Vindo para casa, não mudou muito: ainda tentei que dormisses na tua alcofinha, ao meu lado, mas sem sucesso. Para minha alegria (confesso!), tinhas tanta necessidade do meu aconchego quanto eu do teu. Dormimos juntas (com o papá também!) e, mesmo que nas posições mais desconfortáveis, não queria que fosse de outra maneira.


Hoje, quatro meses depois, ainda dormes a maioria do tempo connosco. Já te ris, já começas a dar umas gargalhadas, já agarras a minha cara como se me quisesses devorar, já tentas falar e sentar-te (mas ainda falta um bocadinho). Fechas os olhos quando te beijo as bochechas e ficas à espera de mais carinhos. Olhas para mim como se eu fosse o teu mundo.
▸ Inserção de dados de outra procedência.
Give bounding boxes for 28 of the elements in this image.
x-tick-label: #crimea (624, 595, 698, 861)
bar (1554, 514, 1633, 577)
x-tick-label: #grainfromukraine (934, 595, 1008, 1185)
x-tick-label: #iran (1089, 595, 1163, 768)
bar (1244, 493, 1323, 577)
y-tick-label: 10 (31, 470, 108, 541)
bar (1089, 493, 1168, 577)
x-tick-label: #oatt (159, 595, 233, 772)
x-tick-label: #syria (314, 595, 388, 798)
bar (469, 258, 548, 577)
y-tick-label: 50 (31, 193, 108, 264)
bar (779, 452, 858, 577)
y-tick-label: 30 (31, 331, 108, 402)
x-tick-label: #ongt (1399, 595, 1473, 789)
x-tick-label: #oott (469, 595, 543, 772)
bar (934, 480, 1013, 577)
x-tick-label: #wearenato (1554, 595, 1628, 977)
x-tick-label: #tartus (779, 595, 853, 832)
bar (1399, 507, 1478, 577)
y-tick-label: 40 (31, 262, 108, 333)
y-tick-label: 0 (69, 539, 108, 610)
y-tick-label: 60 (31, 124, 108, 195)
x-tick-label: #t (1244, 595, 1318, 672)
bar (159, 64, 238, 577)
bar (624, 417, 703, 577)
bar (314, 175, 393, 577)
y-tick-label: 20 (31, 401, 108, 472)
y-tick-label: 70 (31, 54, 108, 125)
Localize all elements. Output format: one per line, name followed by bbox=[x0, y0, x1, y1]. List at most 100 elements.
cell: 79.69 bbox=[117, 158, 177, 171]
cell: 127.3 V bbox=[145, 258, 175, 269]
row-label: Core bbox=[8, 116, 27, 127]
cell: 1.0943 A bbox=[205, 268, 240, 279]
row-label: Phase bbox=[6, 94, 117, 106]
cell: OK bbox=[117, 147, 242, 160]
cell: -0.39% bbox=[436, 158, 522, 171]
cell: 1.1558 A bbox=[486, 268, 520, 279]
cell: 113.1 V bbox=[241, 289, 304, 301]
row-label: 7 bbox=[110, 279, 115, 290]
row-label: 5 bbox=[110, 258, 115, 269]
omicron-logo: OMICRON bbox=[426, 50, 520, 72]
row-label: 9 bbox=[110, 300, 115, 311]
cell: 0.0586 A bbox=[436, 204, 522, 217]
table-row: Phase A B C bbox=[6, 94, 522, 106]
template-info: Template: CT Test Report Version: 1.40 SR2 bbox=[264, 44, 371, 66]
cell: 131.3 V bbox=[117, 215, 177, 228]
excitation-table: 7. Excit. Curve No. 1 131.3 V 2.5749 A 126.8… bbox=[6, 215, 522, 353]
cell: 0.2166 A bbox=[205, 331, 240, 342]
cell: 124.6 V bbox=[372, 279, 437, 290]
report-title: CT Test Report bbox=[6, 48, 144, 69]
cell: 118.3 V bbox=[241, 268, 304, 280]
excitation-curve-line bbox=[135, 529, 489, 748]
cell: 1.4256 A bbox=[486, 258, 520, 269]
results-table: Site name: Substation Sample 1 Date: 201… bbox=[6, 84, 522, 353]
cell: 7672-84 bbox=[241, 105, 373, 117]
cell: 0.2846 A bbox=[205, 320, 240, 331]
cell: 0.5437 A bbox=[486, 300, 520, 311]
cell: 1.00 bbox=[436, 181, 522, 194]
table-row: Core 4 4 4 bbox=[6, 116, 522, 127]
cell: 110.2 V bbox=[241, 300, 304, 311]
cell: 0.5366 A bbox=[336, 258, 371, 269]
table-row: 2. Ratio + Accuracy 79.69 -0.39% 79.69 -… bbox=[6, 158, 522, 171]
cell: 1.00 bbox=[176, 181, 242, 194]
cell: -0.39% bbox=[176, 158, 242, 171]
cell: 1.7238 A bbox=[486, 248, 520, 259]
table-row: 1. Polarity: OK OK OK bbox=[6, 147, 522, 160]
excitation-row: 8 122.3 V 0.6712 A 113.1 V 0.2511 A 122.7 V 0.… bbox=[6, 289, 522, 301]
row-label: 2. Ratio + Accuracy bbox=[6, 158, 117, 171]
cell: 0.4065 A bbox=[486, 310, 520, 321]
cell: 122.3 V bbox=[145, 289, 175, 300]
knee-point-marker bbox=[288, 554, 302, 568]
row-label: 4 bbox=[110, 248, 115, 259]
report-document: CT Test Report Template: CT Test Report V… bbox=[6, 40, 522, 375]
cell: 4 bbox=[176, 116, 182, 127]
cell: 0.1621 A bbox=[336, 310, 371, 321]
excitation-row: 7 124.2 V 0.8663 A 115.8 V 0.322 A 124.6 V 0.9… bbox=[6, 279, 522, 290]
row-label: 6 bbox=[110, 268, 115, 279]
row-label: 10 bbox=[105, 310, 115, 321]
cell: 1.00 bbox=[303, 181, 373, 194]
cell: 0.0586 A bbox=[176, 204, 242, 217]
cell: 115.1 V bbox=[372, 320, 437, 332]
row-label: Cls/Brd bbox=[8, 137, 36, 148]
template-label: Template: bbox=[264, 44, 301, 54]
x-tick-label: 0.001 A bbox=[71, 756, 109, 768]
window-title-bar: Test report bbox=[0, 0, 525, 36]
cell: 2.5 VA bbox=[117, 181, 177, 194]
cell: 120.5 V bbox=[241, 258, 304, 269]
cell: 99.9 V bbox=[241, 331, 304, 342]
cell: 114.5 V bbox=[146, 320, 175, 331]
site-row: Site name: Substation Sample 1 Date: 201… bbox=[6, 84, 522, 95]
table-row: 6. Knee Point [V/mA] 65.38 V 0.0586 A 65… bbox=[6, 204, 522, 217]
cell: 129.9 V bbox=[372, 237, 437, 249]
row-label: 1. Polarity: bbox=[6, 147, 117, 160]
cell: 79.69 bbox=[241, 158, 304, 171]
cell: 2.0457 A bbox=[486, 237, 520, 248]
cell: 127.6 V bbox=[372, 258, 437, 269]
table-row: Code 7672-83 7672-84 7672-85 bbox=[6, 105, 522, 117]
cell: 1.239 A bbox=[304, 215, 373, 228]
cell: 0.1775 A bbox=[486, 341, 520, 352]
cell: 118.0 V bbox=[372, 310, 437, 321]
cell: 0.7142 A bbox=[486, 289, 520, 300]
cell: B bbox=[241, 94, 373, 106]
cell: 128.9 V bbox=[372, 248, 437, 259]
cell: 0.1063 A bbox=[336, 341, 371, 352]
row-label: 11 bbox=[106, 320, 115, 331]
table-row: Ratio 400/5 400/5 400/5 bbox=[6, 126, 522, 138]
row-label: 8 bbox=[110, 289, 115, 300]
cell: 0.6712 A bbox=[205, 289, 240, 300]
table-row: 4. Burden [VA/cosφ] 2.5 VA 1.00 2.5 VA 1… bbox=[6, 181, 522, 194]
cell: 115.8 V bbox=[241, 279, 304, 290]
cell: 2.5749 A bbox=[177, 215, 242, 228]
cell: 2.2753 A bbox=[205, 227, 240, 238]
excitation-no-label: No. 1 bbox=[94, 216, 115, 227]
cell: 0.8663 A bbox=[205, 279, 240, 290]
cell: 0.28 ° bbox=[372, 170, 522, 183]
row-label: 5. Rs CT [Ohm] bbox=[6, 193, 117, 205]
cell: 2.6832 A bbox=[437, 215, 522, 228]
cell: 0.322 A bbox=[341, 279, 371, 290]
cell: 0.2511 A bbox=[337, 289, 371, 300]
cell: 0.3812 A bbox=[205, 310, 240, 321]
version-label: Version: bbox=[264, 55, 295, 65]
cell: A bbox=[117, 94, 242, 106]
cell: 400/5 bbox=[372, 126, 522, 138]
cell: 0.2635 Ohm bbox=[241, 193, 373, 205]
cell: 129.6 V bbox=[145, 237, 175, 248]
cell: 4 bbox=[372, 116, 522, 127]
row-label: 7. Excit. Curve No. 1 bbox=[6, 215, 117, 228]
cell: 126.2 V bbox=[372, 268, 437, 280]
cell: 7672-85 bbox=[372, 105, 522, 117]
Tu, para mim, és toda uma vida. Agarro-te, porque preciso sentir-te perto; beijo-te, trinco-te as pernocas (e as bochechas, as orelhas, os pés, as mãos, tudo!) e cheiro-te a cabecinha, porque todos os dias mudas mais um bocadinho e eu não quero que nenhum pedacinho teu me escape.


Digo-te que te amo tantas, tantas vezes por dia, que espero que isso fique gravado no teu subconsciente, caso um dia não o possas ouvir. Dói-me fisicamente pensar neste tempo que passa a correr. Se eu pudesse, passava o dobro das noites sem dormir, o dobro dos dias em que não faço nada, o dobro de tudo, só para poder aproveitar mais um bocadinho de cada uma das tuas fases. Até a dormir és linda, meu amor, apesar de a mamã verificar que ainda estás a respirar mais vezes do que as que gosta de admitir.


Um dia vais crescer. Um dia, não vais olhar para mim como se eu fosse o teu mundo todo. Vais conhecer outros mundos, outras pessoas, outros olhares, e eu vou continuar aqui, a torcer por ti a cada passo que dás para mais longe de mim. E se esses mundos, essas pessoas ou esses olhares te traírem, debaixo do meu braço vai haver sempre espaço para te aconchegar até poderes voar novamente. Em mim, ficará sempre a esperança de que me leves no peito e que qualquer caminho te traga de volta para os meus braços, por um instante que seja.